Morgan’s First Amended Petition alleges that in August and early September, 2018, she attended a series of meetings with Ferrellgas officers and employees to discuss employment as a “C-Level” Ferrellgas executive, beginning with an August 14 meeting with Brueckmann, acting as “agent and representative” of Ferrellgas, and an August 16 meeting with Ferrell, acting as “officer, agent, and representative” of Ferrellgas. Ferrell offered Morgan a position on the C-Level executive team on September 7. She accepted, signed an “Employee Agreement”on September 27, and began her employment as Chief Sales and Administrative Officer on October 4 at a salary of $350,000 per year. The First Amended Petition alleges that Ferrell and Brueckmann knew Morgan would have to sell her own company if she accepted a position with Ferrellgas, which she did after accepting the Ferrellgas offer.

Morgan was terminated on January 11, 2019 after a period of dissension and disruption among members of the C-Level executive team, including an attempted “hostile takeover” by three executives who were then “separated from the company.” After exhausting administrative remedies under the Missouri Human Rights Act, Morgan filed this action in state court in November 2019. Counts I and II alleged MHRA gender discrimination claims against Ferrellgas. The district court compelled arbitration and stayed those claims; they are not at issue on this appeal. Relevant to this appeal are Counts III-VI, tort claims against defendants Ferrellgas, Ferrell, and Brueckmann for fraudulent and negligent misrepresentations and omissions. In each of these claims, Morgan alleges that “Defendants, including its agents and officers, failed to disclose to Plaintiff the existing and ongoing power struggle with the C- Level executive team and that members of the C-Level executive team were planning a hostile takeover of Defendant Ferrellgas,” and that these were material

-3- misrepresentations and omissions that caused Morgan to accept employment with unstable Ferrellgas, sell her business, and relocate. The district court concluded the arbitration agreement is valid and is enforceable by Ferrellgas but not by the individual defendants.

II.

The issue is whether Ferrell and Brueckmann may enforce the arbitration clause in the Employee Agreement between Morgan and Ferrellgas. Paragraph 20 of that Agreement provides as relevant here:

Any dispute (whether the dispute sounds in contract, tort, or otherwise) arising out of or relating to this Agreement or its breach, or the employment relationship of the parties . . . shall be fully and finally settled by binding arbitration conducted expeditiously in accordance with this agreement . . . by three independent and impartial arbitrators.
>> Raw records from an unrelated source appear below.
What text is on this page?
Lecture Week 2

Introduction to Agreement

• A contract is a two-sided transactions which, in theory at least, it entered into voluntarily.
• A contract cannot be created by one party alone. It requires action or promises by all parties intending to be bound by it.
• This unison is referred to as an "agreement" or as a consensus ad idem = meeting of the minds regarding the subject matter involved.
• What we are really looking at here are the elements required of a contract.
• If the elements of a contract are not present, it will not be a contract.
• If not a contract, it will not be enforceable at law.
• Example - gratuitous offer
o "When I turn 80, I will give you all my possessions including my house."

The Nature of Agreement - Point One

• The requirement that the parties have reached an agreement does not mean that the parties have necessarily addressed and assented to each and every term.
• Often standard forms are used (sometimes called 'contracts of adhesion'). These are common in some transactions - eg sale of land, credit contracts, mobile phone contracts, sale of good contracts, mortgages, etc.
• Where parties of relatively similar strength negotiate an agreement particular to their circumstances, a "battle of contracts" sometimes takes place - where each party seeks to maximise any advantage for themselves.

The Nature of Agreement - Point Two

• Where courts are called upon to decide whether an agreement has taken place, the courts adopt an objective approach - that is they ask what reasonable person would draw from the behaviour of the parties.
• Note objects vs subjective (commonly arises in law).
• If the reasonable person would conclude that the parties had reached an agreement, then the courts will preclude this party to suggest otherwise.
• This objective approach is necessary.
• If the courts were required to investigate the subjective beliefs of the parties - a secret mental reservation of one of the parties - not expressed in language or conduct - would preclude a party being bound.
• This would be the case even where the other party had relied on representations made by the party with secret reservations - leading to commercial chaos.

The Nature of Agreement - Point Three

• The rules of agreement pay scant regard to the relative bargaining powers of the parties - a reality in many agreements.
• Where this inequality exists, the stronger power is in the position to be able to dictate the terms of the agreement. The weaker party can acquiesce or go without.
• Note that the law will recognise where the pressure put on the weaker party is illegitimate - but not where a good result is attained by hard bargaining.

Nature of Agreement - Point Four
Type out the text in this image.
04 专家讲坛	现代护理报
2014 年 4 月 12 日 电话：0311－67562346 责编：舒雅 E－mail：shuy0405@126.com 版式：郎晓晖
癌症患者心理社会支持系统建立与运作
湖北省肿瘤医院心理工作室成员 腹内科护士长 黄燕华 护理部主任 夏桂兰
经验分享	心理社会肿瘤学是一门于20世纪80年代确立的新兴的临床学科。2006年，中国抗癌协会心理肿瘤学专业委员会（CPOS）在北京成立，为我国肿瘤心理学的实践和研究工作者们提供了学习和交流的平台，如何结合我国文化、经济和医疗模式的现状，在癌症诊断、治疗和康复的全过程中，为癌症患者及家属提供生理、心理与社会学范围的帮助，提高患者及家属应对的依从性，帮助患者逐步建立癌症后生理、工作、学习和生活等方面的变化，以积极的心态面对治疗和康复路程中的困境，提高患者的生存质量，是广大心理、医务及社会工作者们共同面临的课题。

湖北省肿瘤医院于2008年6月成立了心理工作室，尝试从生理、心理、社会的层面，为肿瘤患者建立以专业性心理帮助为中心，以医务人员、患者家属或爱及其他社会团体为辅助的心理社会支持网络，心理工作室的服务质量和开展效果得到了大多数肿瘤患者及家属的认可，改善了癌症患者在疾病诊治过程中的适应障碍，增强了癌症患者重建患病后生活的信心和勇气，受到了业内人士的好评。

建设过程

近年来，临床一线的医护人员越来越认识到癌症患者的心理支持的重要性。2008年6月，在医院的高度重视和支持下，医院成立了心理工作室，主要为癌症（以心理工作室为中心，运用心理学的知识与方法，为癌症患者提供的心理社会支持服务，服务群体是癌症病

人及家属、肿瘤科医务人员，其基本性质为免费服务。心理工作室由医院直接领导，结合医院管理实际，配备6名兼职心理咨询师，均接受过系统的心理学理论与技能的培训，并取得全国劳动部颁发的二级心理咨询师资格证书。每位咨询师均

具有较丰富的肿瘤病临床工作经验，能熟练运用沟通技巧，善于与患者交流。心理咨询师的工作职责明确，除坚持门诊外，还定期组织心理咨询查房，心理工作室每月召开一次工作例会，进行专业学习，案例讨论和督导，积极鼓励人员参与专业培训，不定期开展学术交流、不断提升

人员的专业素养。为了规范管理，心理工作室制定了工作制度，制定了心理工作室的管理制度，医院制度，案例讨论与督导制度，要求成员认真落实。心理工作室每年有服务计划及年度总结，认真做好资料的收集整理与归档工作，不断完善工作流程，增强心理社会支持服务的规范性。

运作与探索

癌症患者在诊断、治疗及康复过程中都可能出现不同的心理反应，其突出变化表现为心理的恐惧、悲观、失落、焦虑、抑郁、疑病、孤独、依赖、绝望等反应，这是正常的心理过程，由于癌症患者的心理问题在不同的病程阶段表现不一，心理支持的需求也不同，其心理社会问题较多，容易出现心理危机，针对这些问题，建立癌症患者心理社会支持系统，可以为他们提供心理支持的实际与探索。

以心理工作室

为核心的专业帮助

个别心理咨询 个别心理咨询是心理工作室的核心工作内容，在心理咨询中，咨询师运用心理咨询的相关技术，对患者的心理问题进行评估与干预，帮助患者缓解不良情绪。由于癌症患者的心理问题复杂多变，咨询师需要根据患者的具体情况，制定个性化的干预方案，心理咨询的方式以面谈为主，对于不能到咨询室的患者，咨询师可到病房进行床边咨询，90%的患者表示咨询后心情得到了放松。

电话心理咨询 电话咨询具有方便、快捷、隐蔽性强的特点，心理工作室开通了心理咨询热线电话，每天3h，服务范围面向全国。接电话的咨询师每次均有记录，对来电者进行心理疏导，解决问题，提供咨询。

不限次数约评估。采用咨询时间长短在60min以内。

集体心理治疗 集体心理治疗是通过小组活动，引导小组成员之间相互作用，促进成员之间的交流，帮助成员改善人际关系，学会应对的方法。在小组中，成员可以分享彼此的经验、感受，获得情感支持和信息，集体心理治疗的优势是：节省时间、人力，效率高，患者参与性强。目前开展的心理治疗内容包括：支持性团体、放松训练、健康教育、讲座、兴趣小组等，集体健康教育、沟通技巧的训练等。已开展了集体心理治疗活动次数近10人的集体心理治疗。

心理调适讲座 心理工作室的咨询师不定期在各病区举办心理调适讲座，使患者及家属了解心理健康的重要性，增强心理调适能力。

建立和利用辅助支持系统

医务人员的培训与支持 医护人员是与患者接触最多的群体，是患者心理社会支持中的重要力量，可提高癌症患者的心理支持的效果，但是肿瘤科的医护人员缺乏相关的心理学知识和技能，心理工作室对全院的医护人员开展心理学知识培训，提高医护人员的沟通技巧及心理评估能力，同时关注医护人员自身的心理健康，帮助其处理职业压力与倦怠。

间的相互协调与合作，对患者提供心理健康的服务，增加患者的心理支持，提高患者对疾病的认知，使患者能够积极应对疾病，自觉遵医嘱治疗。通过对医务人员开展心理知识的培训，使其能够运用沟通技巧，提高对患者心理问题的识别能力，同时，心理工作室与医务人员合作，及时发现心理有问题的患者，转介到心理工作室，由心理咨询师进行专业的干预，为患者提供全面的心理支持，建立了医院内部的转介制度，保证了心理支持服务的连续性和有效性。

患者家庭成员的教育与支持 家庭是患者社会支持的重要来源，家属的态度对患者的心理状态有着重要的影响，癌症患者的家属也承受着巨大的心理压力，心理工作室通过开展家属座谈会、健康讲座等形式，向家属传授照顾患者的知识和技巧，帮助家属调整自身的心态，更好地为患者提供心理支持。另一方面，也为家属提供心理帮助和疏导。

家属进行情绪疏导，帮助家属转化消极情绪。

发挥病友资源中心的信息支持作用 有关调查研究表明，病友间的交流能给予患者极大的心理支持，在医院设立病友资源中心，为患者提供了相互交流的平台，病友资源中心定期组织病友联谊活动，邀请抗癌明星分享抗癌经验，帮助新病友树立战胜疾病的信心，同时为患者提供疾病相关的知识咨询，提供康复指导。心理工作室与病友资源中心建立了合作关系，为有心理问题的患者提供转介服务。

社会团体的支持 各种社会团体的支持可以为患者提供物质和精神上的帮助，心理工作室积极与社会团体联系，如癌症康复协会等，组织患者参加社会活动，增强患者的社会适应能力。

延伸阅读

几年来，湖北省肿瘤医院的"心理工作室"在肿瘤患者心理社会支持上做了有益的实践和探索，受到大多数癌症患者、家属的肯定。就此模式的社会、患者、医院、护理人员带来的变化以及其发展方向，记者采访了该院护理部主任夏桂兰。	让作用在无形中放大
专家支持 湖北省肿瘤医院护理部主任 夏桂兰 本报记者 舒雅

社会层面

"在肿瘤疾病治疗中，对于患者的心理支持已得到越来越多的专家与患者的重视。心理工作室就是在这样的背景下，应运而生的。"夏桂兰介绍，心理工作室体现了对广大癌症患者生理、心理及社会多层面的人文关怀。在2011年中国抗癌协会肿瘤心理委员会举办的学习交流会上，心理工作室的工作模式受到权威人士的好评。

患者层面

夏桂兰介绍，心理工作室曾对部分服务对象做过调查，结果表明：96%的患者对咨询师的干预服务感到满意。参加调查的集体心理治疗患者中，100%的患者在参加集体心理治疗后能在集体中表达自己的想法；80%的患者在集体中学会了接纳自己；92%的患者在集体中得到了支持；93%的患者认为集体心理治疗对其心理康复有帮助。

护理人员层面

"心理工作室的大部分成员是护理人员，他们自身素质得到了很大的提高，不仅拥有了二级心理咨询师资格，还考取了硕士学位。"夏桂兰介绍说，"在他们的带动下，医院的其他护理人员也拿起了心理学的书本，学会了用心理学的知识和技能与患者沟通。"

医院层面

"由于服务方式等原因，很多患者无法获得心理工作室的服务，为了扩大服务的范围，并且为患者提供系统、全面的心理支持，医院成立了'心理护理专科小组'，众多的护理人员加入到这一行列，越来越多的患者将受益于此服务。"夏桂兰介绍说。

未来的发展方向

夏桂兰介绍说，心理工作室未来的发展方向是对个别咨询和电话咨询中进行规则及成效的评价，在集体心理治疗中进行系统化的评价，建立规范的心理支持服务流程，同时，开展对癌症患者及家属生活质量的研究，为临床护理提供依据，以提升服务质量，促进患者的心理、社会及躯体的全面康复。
Under Missouri law, “[a] broad arbitration provision covers all disputes arising out of a contract to arbitrate; a narrow provision limits arbitration to specific types of disputes.” Dunn, 112 S.W.3d at 428. In Dunn, the Court held that a clause covering any controversy or claim “arising out of or relating to this contract” was a broad arbitration clause. Id. “Where an arbitration clause is broad . . . only the most forceful evidence of a purpose to exclude the claim from arbitration can prevail.” Id. at 429; accord Unison Co., Ltd. v. Juhl Energy Dev., Inc., 789 F.3d 816, 818 (8th Cir. 2015). In CD Partners, the arbitration clause also covered “any claim, controversy or dispute arising out of or relating to” the agreement. “Broadly worded arbitration clauses such as the ones at issue here,” we observed, “are generally construed to cover tort suits arising from the same set of operative facts covered by a contract between the parties to the agreement.” 424 F.3d at 800.

-4- A. In this case, the arbitration clause broadly covers disputes sounding in contract or tort “arising out of or relating to” the Employee Agreement, its breach, or the Ferrellgas-Morgan employment relationship.